As Andreessen pointed out, most clouds are more secure and reliable than enterprise infrastructure. Gelsinger countered by citing the recent Amazon outage. Again, Andreessen had a response. It's the classic "man bites dog" news story: The Nasdaq exchange goes down for more than three hours and it's just the price of complexity in our technological era; a fraction of Gmail users see a glitch for a few minutes and it's proof of the cloud's fragility.

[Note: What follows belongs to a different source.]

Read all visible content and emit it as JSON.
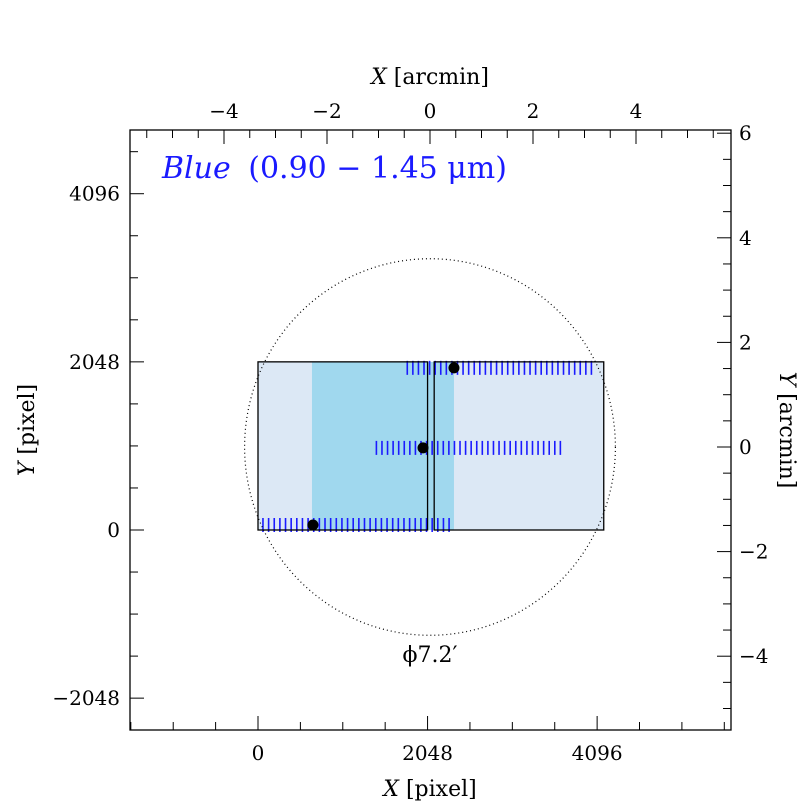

Like all generation gaps, there's no bridging old and new IT; the old just fades away. Old IT will cling to its data centers, on-premise infrastructure and self-managed applications until the weight of inefficiency and inflexibility swamps their businesses under a tide of nimble newcomers using utility resources, SaaS applications and rapidly adaptive strategies. SoMa and Silicon Valley are full of such companies run by brilliant risk takers and advised by visionaries like Andreessen and his Sand Hill Road colleagues. Big enterprise IT needs to get out of its bubble and see this rapidly growing new world before it's forced into an early retirement.